For a proof by contraposition, we assume $n$ is not odd, i.e., that $n$ is even, and show this means $n^2 + 10$ is even. So assuming $n$ is even, there is an integer $k$ such that $n = 2k$. Then substitute $2k$ into n: $$n^2 + 10 = (2k)^2 + 10 = 4k^2 + 10 = 2(2k + 5)$$ which is clearly divisible by $2$ and is therefore even.
Remember, what the contrapositive of a statement is: To prove $p \rightarrow q$, we can prove the equivalent statement $\lnot q \rightarrow \lnot p$. 
A: Unfortunately, you're working backward. You've (very nearly) proved that if $n$ is odd, then $n^2+10$ is odd.
Now, if you wanted a proof by contrapositive (the simplest way, really), then suppose that $n$ is even, and prove that $n^2+10$ is also even. For a direct proof, assume that $n^2+10$ is odd, and prove that $n^2$ is then odd, and so $n$ is odd (why?). For a proof by contradiction, assume that $n^2+10$ is odd, but $n$ is even, and derive an absurdity.
A: Your assumptions are backwards. Given $n^2+10$ is odd, you want to prove that $n$ is odd. Perhaps the easiest way to do this is by proving the contrapositive, which can be stated as

If $n$ is even, then $n^2 + 10$ is even.

A: What you want to do is prove the contrapositive in proofs of this sort. The tautology is
$$(P \Rightarrow Q) \Leftrightarrow (\neg Q \Rightarrow \neg P).$$
By proving: "If $n$ is even, then $n^2+10$ is even" you will have proven your original theorem.
A: If $n^2+10$ is odd, then $(n^2+10)-11$ is even. Thus, $n^2-1$ is even.
Then $2|(n^2-1)=(n-1)(n+1)$. As $2$ is prime, we get $2|n-1$ OR $2|n+1$. Thus $n-1$ is even or $n+1$ is even, which proves that $n$ is odd.
A: First note that $n^2 +10$ is odd if and only if $n^2$ is odd. Then you could note that if $n$ is even, then $n^2$ is even. From this it follows that if $n^2$ is not even, then $n$ is not even.
A: Below is how I would do it:
If $n^2 + 10$ is odd, then $n^2$ is odd. 

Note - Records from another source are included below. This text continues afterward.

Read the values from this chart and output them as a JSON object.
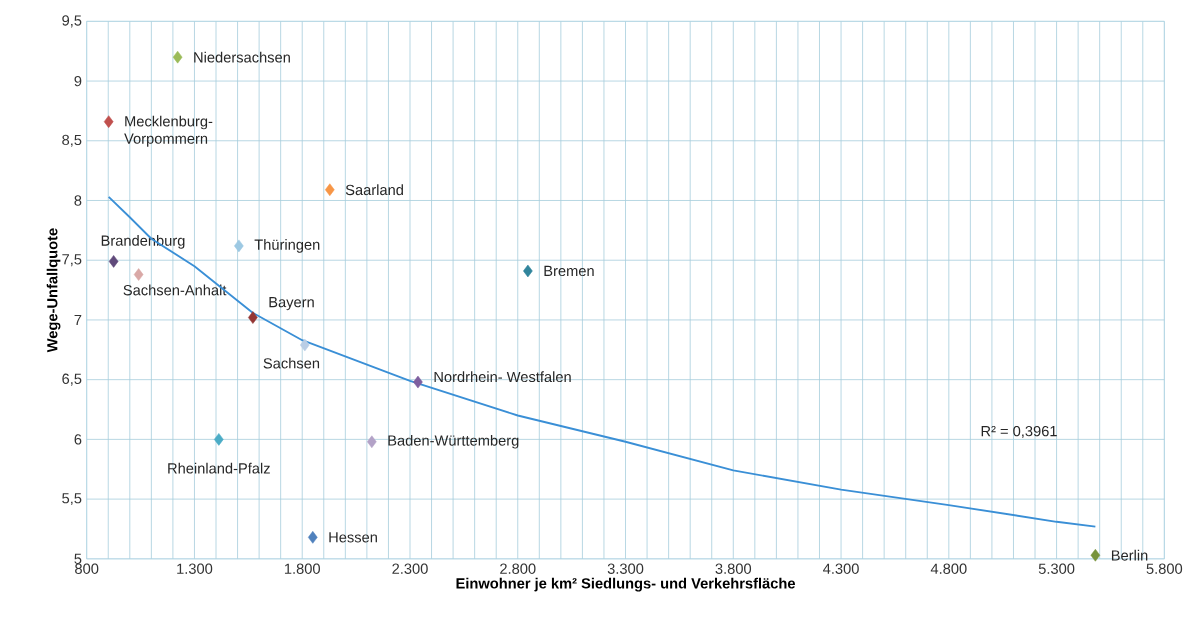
{
  "chart_data": {
    "type": "scatter",
    "xlabel": "Einwohner je km² Siedlungs- und Verkehrsfläche",
    "ylabel": "Wege-Unfallquote",
    "marker": "diamond",
    "grid": true,
    "xlim": [
      800,
      5800
    ],
    "xticks": [
      800,
      {
        "value": 900,
        "label": null
      },
      {
        "value": 1000,
        "label": null
      },
      {
        "value": 1100,
        "label": null
      },
      {
        "value": 1200,
        "label": null
      },
      {
        "value": 1300,
        "label": "1.300"
      },
      {
        "value": 1400,
        "label": null
      },
      {
        "value": 1500,
        "label": null
      },
      {
        "value": 1600,
        "label": null
      },
      {
        "value": 1700,
        "label": null
      },
      {
        "value": 1800,
        "label": "1.800"
      },
      {
        "value": 1900,
        "label": null
      },
      {
        "value": 2000,
        "label": null
      },
      {
        "value": 2100,
        "label": null
      },
      {
        "value": 2200,
        "label": null
      },
      {
        "value": 2300,
        "label": "2.300"
      },
      {
        "value": 2400,
        "label": null
      },
      {
        "value": 2500,
        "label": null
      },
      {
        "value": 2600,
        "label": null
      },
      {
        "value": 2700,
        "label": null
      },
      {
        "value": 2800,
        "label": "2.800"
      },
      {
        "value": 2900,
        "label": null
      },
      {
        "value": 3000,
        "label": null
      },
      {
        "value": 3100,
        "label": null
      },
      {
        "value": 3200,
        "label": null
      },
      {
        "value": 3300,
        "label": "3.300"
      },
      {
        "value": 3400,
        "label": null
      },
      {
        "value": 3500,
        "label": null
      },
      {
        "value": 3600,
        "label": null
      },
      {
        "value": 3700,
        "label": null
      },
      {
        "value": 3800,
        "label": "3.800"
      },
      {
        "value": 3900,
        "label": null
      },
      {
        "value": 4000,
        "label": null
      },
      {
        "value": 4100,
        "label": null
      },
      {
        "value": 4200,
        "label": null
      },
      {
        "value": 4300,
        "label": "4.300"
      },
      {
        "value": 4400,
        "label": null
      },
      {
        "value": 4500,
        "label": null
      },
      {
        "value": 4600,
        "label": null
      },
      {
        "value": 4700,
        "label": null
      },
      {
        "value": 4800,
        "label": "4.800"
      },
      {
        "value": 4900,
        "label": null
      },
      {
        "value": 5000,
        "label": null
      },
      {
        "value": 5100,
        "label": null
      },
      {
        "value": 5200,
        "label": null
      },
      {
        "value": 5300,
        "label": "5.300"
      },
      {
        "value": 5400,
        "label": null
      },
      {
        "value": 5500,
        "label": null
      },
      {
        "value": 5600,
        "label": null
      },
      {
        "value": 5700,
        "label": null
      },
      {
        "value": 5800,
        "label": "5.800"
      }
    ],
    "ylim": [
      5,
      9.5
    ],
    "yticks": [
      5,
      {
        "value": 5.5,
        "label": "5,5"
      },
      6,
      {
        "value": 6.5,
        "label": "6,5"
      },
      7,
      {
        "value": 7.5,
        "label": "7,5"
      },
      8,
      {
        "value": 8.5,
        "label": "8,5"
      },
      9,
      {
        "value": 9.5,
        "label": "9,5"
      }
    ],
    "series": [
      {
        "name": "Niedersachsen",
        "color": "#9bbb59",
        "x": [
          1222
        ],
        "values": [
          9.2
        ]
      },
      {
        "name": "Mecklenburg-Vorpommern",
        "color": "#c0504d",
        "x": [
          902
        ],
        "values": [
          8.66
        ]
      },
      {
        "name": "Saarland",
        "color": "#f79646",
        "x": [
          1928
        ],
        "values": [
          8.09
        ]
      },
      {
        "name": "Thüringen",
        "color": "#9dc9e3",
        "x": [
          1506
        ],
        "values": [
          7.62
        ]
      },
      {
        "name": "Brandenburg",
        "color": "#604a7b",
        "x": [
          925
        ],
        "values": [
          7.49
        ]
      },
      {
        "name": "Sachsen-Anhalt",
        "color": "#d9a8a6",
        "x": [
          1041
        ],
        "values": [
          7.38
        ]
      },
      {
        "name": "Bremen",
        "color": "#31859c",
        "x": [
          2847
        ],
        "values": [
          7.41
        ]
      },
      {
        "name": "Bayern",
        "color": "#943634",
        "x": [
          1571
        ],
        "values": [
          7.02
        ]
      },
      {
        "name": "Sachsen",
        "color": "#b9cde5",
        "x": [
          1812
        ],
        "values": [
          6.79
        ]
      },
      {
        "name": "Nordrhein- Westfalen",
        "color": "#7f5f9f",
        "x": [
          2337
        ],
        "values": [
          6.48
        ]
      },
      {
        "name": "Rheinland-Pfalz",
        "color": "#4bacc6",
        "x": [
          1413
        ],
        "values": [
          6.0
        ]
      },
      {
        "name": "Baden-Württemberg",
        "color": "#b3a2c7",
        "x": [
          2123
        ],
        "values": [
          5.98
        ]
      },
      {
        "name": "Hessen",
        "color": "#4f81bd",
        "x": [
          1849
        ],
        "values": [
          5.18
        ]
      },
      {
        "name": "Berlin",
        "color": "#77933c",
        "x": [
          5480
        ],
        "values": [
          5.03
        ]
      },
      {
        "type": "line",
        "marker": "none",
        "color": "#3a8fd6",
        "x": [
          902,
          1000,
          1100,
          1300,
          1570,
          1800,
          2300,
          2800,
          3300,
          3800,
          4300,
          4800,
          5300,
          5480
        ],
        "values": [
          8.03,
          7.86,
          7.68,
          7.45,
          7.06,
          6.83,
          6.49,
          6.2,
          5.98,
          5.74,
          5.58,
          5.45,
          5.31,
          5.27
        ]
      }
    ],
    "annotations": [
      "R² = 0,3961"
    ]
  }
}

This makes sense because an odd integer $+1$ is even, an even integer $+1$ is odd, etc. This is to say that an odd integer plus an even integer will give you an odd integer. So it's reasonable to say that if $n^2 + 10$ is odd, then $n^2$ is odd.
Now we want to prove that if $n^2$ is odd, then $n$ must be odd. We note that there are only two possibilities: either $n$ is even or $n$ is odd. Suppose $n$ is even. Then $n$ is a multiple of two, i.e. $2c = n$ for some $c \in \mathbb{Z}$. So $(2c)^2 = 4c^2$, which is also a multiple of two. So if $n$ is even, then $n^2$ must be even. But $n^2$ isn't even, so $n$ can't be even either. (This step was called proving the contrapositive - explanation below). So $n$ must be odd.
Proving the Contrapositive
This is a useful technique. If we have some statement that says $P$ implies $Q$, i.e. if P, then Q, then the statement if not Q, then not P is logically equivalent to the first one (can you figure out why?). Sometimes it can be easier to prove  if not Q, then not P than if P, then Q.
A: Suppose n=2k is even. Then n^2+10 = 4k^2+10=2(2k^2+5) is also even. Consequently, since all integers > 0 are either even or odd (but not both), when n^2+10 is odd, so is n.
A: or even simpler, 
if $n^2+10$ is odd, then there exists $k \epsilon \mathbb{N}$ such that
$n^2+10 = 2k+1 \Rightarrow n^2 = 2(k-5)+1$
so, $n^2$ must be odd, which implies $n$ is odd.